“Despite the fact that these individuals did not fulfill the criteria of RA, they had ongoing processes that could lead to disease development,” Dr. Rantapää-Dahlqvist said. Individuals who did develop RA had a higher frequency of the human leucocyte antigen–shared epitope (HLA-SE) than their healthy relatives, and those who both smoked and had HLA-SE were significantly more likely to test positive for anti-CCP and rheumatoid factor.

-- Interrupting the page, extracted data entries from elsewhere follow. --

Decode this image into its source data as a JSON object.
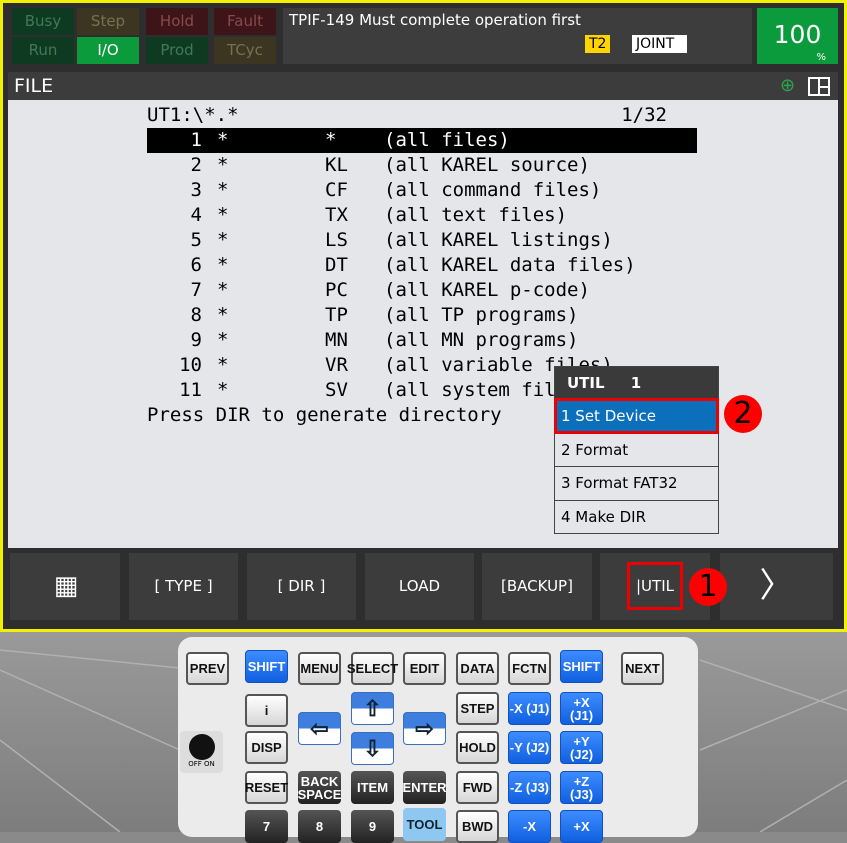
{
  "status": {
    "row1": [
      "Busy",
      "Step",
      "Hold",
      "Fault"
    ],
    "row2": [
      "Run",
      "I/O",
      "Prod",
      "TCyc"
    ]
  },
  "message": "TPIF-149 Must complete operation first",
  "mode": "T2",
  "coord": "JOINT",
  "override": {
    "value": "100",
    "unit": "%"
  },
  "screen_title": "FILE",
  "listing": {
    "path": "UT1:\\*.*",
    "page": "1/32",
    "rows": [
      {
        "n": "1",
        "s": "*",
        "ext": "*",
        "desc": "(all files)"
      },
      {
        "n": "2",
        "s": "*",
        "ext": "KL",
        "desc": "(all KAREL source)"
      },
      {
        "n": "3",
        "s": "*",
        "ext": "CF",
        "desc": "(all command files)"
      },
      {
        "n": "4",
        "s": "*",
        "ext": "TX",
        "desc": "(all text files)"
      },
      {
        "n": "5",
        "s": "*",
        "ext": "LS",
        "desc": "(all KAREL listings)"
      },
      {
        "n": "6",
        "s": "*",
        "ext": "DT",
        "desc": "(all KAREL data files)"
      },
      {
        "n": "7",
        "s": "*",
        "ext": "PC",
        "desc": "(all KAREL p-code)"
      },
      {
        "n": "8",
        "s": "*",
        "ext": "TP",
        "desc": "(all TP programs)"
      },
      {
        "n": "9",
        "s": "*",
        "ext": "MN",
        "desc": "(all MN programs)"
      },
      {
        "n": "10",
        "s": "*",
        "ext": "VR",
        "desc": "(all variable files)"
      },
      {
        "n": "11",
        "s": "*",
        "ext": "SV",
        "desc": "(all system files)"
      }
    ],
    "footer": "Press DIR to generate directory"
  },
  "popup": {
    "title": "UTIL",
    "page": "1",
    "items": [
      "1 Set Device",
      "2 Format",
      "3 Format FAT32",
      "4 Make DIR"
    ]
  },
  "fkeys": [
    "[ TYPE ]",
    "[ DIR ]",
    "LOAD",
    "[BACKUP]",
    "|UTIL"
  ],
  "markers": [
    "1",
    "2"
  ],
  "keypad": {
    "prev": "PREV",
    "shift": "SHIFT",
    "menu": "MENU",
    "select": "SELECT",
    "edit": "EDIT",
    "data": "DATA",
    "fctn": "FCTN",
    "next": "NEXT",
    "info": "i",
    "disp": "DISP",
    "reset": "RESET",
    "backspace": "BACK SPACE",
    "item": "ITEM",
    "enter": "ENTER",
    "step": "STEP",
    "hold": "HOLD",
    "fwd": "FWD",
    "bwd": "BWD",
    "tool": "TOOL",
    "mx": "-X (J1)",
    "px": "+X (J1)",
    "my": "-Y (J2)",
    "py": "+Y (J2)",
    "mz": "-Z (J3)",
    "pz": "+Z (J3)",
    "mrx": "-X",
    "prx": "+X",
    "n7": "7",
    "n8": "8",
    "n9": "9",
    "off": "OFF",
    "on": "ON"
  }
}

Recent findings also show that, within two to four months of RA onset, patients will show a decrease in galactose levels as well as total IgG levels, Dr. Rantapää-Dahlqvist said. Another key autoantibody predicting RA onset may be anti–PAD-4; about 18.1% of patients test positive for it around five years prior to diagnosis, she added. Future research must clarify the role of all of these autoantibodies in the transition from autoimmunity to developing RA, she concluded. She believes that more data on first-degree relatives’ genetic makeup and smoking habits may provide key clues.
Epstein-Barr and Lupus
Lupus is another autoimmune disease whose preclinical clues are now being identified. Lupus is a “smorgasbord of clinical manifestations,” first written about by the ACR in 1972 to widespread ridicule, said John Harley, MD, PhD, director of rheumatology at Cincinnati Children’s Hospital. Later, identification of key genetic markers in SLE patients validated the findings. “The symptoms are unified by autoantibodies,” about 50 autoantibodies that SLE patients have in abundance, he said. “People with lupus come to the table with their own complement of risk or genetic predisposition, and then the environment comes into play.”

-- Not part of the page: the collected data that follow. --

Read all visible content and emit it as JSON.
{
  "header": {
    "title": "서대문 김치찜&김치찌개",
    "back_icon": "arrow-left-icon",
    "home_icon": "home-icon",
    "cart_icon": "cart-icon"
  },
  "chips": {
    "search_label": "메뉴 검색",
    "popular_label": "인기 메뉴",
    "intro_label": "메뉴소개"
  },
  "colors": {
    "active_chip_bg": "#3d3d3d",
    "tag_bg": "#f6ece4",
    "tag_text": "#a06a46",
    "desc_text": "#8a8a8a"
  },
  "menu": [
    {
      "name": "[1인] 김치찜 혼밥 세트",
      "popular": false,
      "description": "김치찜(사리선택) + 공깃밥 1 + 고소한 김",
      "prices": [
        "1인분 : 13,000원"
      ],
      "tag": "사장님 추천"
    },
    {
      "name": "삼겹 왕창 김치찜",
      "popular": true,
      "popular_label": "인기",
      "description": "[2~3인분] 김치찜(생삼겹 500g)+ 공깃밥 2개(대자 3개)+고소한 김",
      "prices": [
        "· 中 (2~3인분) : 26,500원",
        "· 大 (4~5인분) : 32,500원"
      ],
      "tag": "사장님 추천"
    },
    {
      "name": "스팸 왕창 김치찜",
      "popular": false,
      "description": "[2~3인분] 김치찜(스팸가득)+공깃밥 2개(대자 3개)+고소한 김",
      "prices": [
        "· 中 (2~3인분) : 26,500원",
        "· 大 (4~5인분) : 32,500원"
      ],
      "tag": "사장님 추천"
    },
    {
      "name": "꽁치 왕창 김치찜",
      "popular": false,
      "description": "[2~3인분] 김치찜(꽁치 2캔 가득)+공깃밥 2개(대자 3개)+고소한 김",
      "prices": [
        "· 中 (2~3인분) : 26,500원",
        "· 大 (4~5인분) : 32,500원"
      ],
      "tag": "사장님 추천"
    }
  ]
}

To identify who is at high risk of developing lupus before symptoms occur, researchers looked at the lupus patients and controls drawn from a U.S. Department of Defense repository that now contains over 40,000,000 serum samples and found key autoantibodies in patients who developed SLE five years later, Dr. Harley said. These patients developed autoantibodies and then had an asymptomatic period followed by typical lupus onset. Rheumatoid factor was associated with patients who developed arthritis, and anti-C1q and anti-dsDNA were associated with later renal disease, he noted. Another interesting finding was that about half of the African-American males who developed SLE had renal disease at the time of diagnosis and an increase in anti-dsDNA titer prior to disease onset. “The evidence is powerful that certain autoantibodies are needed for a particular disease expression,” Dr. Harley said.

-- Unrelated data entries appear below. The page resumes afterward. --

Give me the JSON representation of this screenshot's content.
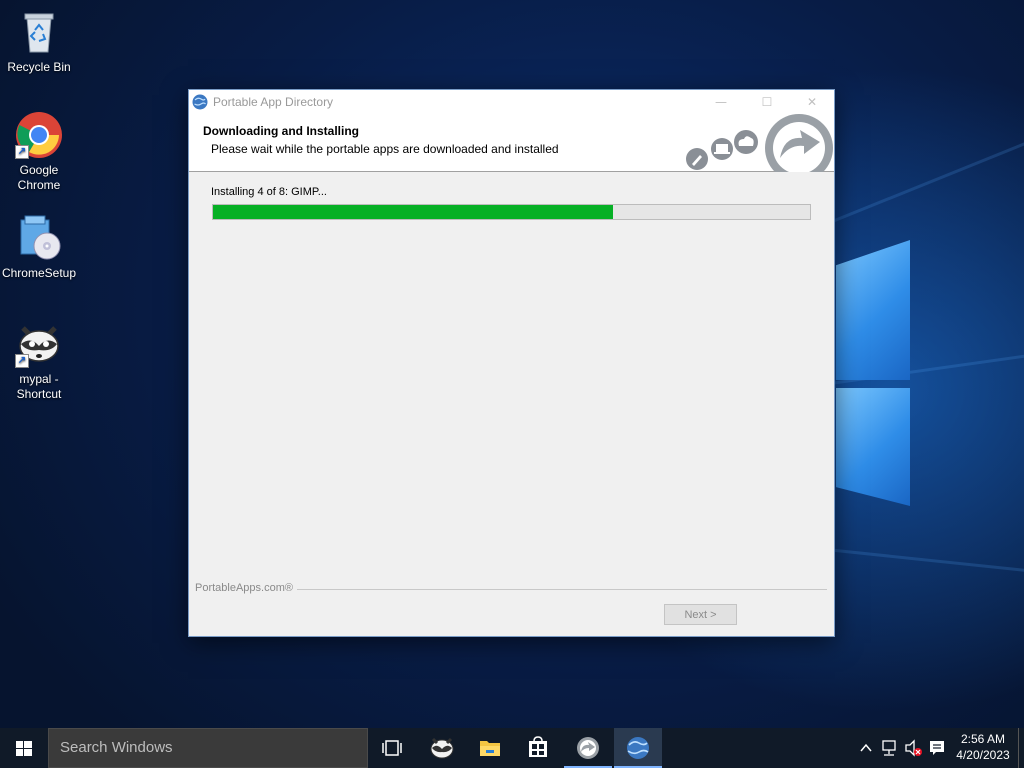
{
  "desktop": {
    "icons": [
      {
        "label": "Recycle Bin"
      },
      {
        "label": "Google Chrome"
      },
      {
        "label": "ChromeSetup"
      },
      {
        "label": "mypal - Shortcut"
      }
    ]
  },
  "window": {
    "title": "Portable App Directory",
    "header_title": "Downloading and Installing",
    "header_subtitle": "Please wait while the portable apps are downloaded and installed",
    "status_text": "Installing 4 of 8: GIMP...",
    "progress_fraction": 0.67,
    "brand_label": "PortableApps.com®",
    "next_label": "Next >",
    "progress_color": "#06b025"
  },
  "taskbar": {
    "search_placeholder": "Search Windows",
    "time": "2:56 AM",
    "date": "4/20/2023"
  }
}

In SLE, there is a reinforcing circle of autoimmune destruction, Dr. Harley said. Patients wind up with a life-threatening illness before treatments change its trajectory. Even a course of corticosteroids may alter the patient’s experience, he said. “Maybe if we could go back to the beginning and see what is happening, to the moment where they develop their first autoantibody, then we would understand the disease in a way that would empower us to be much more effective with our therapies.” Studies show that important preclinical markers of SLE that are the first to appear include anti–60kD-Ro, anti-dsDNA, and anti–nRNP-A. Over time, other autoantibody specificities accumulate in these patients, Dr. Harley added.